Mr. Shaw told the court he was working in the Printing Plus office on the night of the murder from 6 to 9. He said he didn’t see anyone coming or going from the Oland office, and the only thing unusual was the loud noises.

He was working at Printing Plus with his friend, John Ainsworth.

“We looked at each other,” Mr. Shaw said, when the two heard the noises. “Then it stopped.”

They did not investigate.

“I figured it could have been someone putting furniture together, or moving things around,” Mr. Shaw said.

Mr. Ainsworth will be called to testify at a later date, but the prosecution has already told the trial he is less certain of the time, saying it was between 6 and 8 p.m.

Mr. Shaw said the only customer that night was a man who came in and sent a fax at around 8 p.m. He said that time is important to his recollection.

“It gave me a reference point,” he said under cross examination by defence lawyer Alan Gold.

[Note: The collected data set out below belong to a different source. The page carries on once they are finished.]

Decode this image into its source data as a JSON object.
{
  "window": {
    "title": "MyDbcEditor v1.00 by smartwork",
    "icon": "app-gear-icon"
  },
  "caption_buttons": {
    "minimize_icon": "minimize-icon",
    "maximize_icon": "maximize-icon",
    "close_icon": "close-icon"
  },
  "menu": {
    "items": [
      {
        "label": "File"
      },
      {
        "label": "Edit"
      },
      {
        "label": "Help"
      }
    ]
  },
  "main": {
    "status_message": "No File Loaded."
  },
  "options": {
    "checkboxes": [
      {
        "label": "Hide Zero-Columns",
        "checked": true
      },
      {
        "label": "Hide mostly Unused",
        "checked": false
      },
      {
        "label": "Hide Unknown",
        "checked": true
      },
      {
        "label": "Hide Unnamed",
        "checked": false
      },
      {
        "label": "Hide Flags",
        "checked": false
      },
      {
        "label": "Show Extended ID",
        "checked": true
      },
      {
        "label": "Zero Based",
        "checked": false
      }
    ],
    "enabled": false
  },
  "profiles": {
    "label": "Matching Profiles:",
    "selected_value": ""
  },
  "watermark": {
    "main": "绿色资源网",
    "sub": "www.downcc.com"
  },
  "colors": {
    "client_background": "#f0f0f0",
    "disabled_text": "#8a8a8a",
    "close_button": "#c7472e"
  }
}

Grant Fredericks, who runs Forensic Video Solutions in Spokane, Wash., also was on the stand at the Oland trial on Wednesday.

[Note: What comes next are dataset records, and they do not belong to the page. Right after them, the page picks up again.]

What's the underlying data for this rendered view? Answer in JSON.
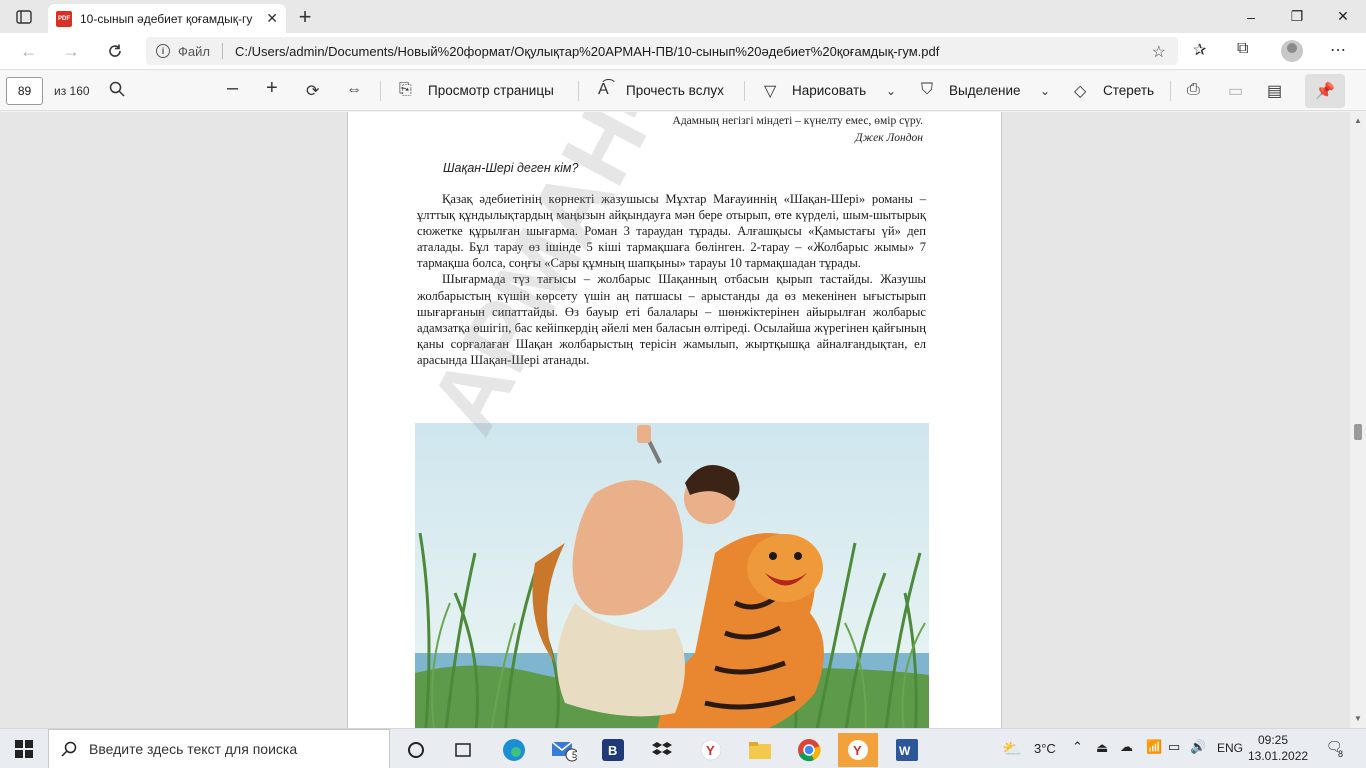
{
  "browser": {
    "tab_title": "10-сынып әдебиет қоғамдық-гу",
    "tab_icon": "pdf-icon",
    "window_controls": {
      "minimize": "–",
      "maximize": "❐",
      "close": "✕"
    }
  },
  "address_bar": {
    "site_label": "Файл",
    "url": "C:/Users/admin/Documents/Новый%20формат/Оқулықтар%20АРМАН-ПВ/10-сынып%20әдебиет%20қоғамдық-гум.pdf"
  },
  "pdf_toolbar": {
    "page_current": "89",
    "page_total": "из 160",
    "view_label": "Просмотр страницы",
    "read_aloud_label": "Прочесть вслух",
    "draw_label": "Нарисовать",
    "highlight_label": "Выделение",
    "erase_label": "Стереть"
  },
  "page": {
    "epigraph_quote": "Адамның негізгі міндеті – күнелту емес, өмір сүру.",
    "epigraph_author": "Джек Лондон",
    "question": "Шақан-Шері деген кім?",
    "paragraph1": "Қазақ әдебиетінің көрнекті жазушысы Мұхтар Мағауиннің «Шақан-Шері» романы – ұлттық құндылықтардың маңызын айқындауға мән бере отырып, өте күрделі, шым-шытырық сюжетке құрылған шығарма. Роман 3 тараудан тұрады. Алғашқысы «Қамыстағы үй» деп аталады. Бұл тарау өз ішінде 5 кіші тармақшаға бөлінген. 2-тарау – «Жолбарыс жымы» 7 тармақша болса, соңғы «Сары құмның шапқыны» тарауы 10 тармақшадан тұрады.",
    "paragraph2": "Шығармада түз тағысы – жолбарыс Шақанның отбасын қырып тастайды. Жазушы жолбарыстың күшін көрсету үшін аң патшасы – арыстанды да өз мекенінен ығыстырып шығарғанын сипаттайды. Өз бауыр еті балалары – шөнжіктерінен айырылған жолбарыс адамзатқа өшігіп, бас кейіпкердің әйелі мен баласын өлтіреді. Осылайша жүрегінен қайғының қаны сорғалаған Шақан жолбарыстың терісін жамылып, жыртқышқа айналғандықтан, ел арасында Шақан-Шері атанады.",
    "watermark": "АРМАН-ПВ"
  },
  "taskbar": {
    "search_placeholder": "Введите здесь текст для поиска",
    "weather": "3°C",
    "language": "ENG",
    "time": "09:25",
    "date": "13.01.2022",
    "mail_badge": "5",
    "notification_count": "8"
  },
  "colors": {
    "tab_strip": "#e8e8e8",
    "taskbar": "#e9edf2",
    "active_app": "#f3a23b",
    "pdf_red": "#d93025"
  }
}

He looked at surveillance footage from locations in the Saint John area where Mr. Oland was caught on camera in the hours before and after Richard Oland was killed.

Dennis Oland, 50, a former investment adviser, is on trial for the second-degree murder of his father. This is a retrial since Mr. Oland’s conviction in 2015 was set aside on appeal and a new trial ordered.

Mr. Fredericks’s testimony from 2015 was replayed for the current trial. Crown prosecutors and the defence have agreed to reuse testimony from the first trial where possible, to save time and money.

Mr. Fredericks told the court his video search was confined to three items of clothing: a brown jacket, a checkered shirt and a pair of shorts. He compared video footage of Dennis Oland wearing these items on July 6, 2011, with police photos of the items after they were seized and became evidence.

In all cases, Mr. Fredericks could not say if the clothes were the same, only that they had the “same class features” meaning they were similar or the same type.

It is something of a moot point for the trial. Mr. Oland already has confirmed he was wearing the brown jacket and the shirt, although he initially told the police he was wearing a navy jacket on the day of his father’s murder.

His defence lawyers have said it was an “honest mistake.”

The brown Hugo Boss jacket was found to have several small bloodstains on it and DNA that matched Richard Oland’s profile.

Both the jacket and the shirt, which had stains on it that could not be forensically identified, were dry cleaned in the days following the murder.

Under cross examination by defence, Mr. Fredericks said he was not given any other items to compare, including shoes that Mr. Oland may have been wearing.

Police found no blood on any of the eight pairs of shoes in Mr. Oland’s closet.

The crime scene was very bloody. Richard Oland, 69, was struck more than 40 times with an axe-like weapon and a blunt, hammer-type instrument, possibly a dry-wall hammer. A weapon was never found.

The trial continues on Thursday. It is expected to last until mid-March.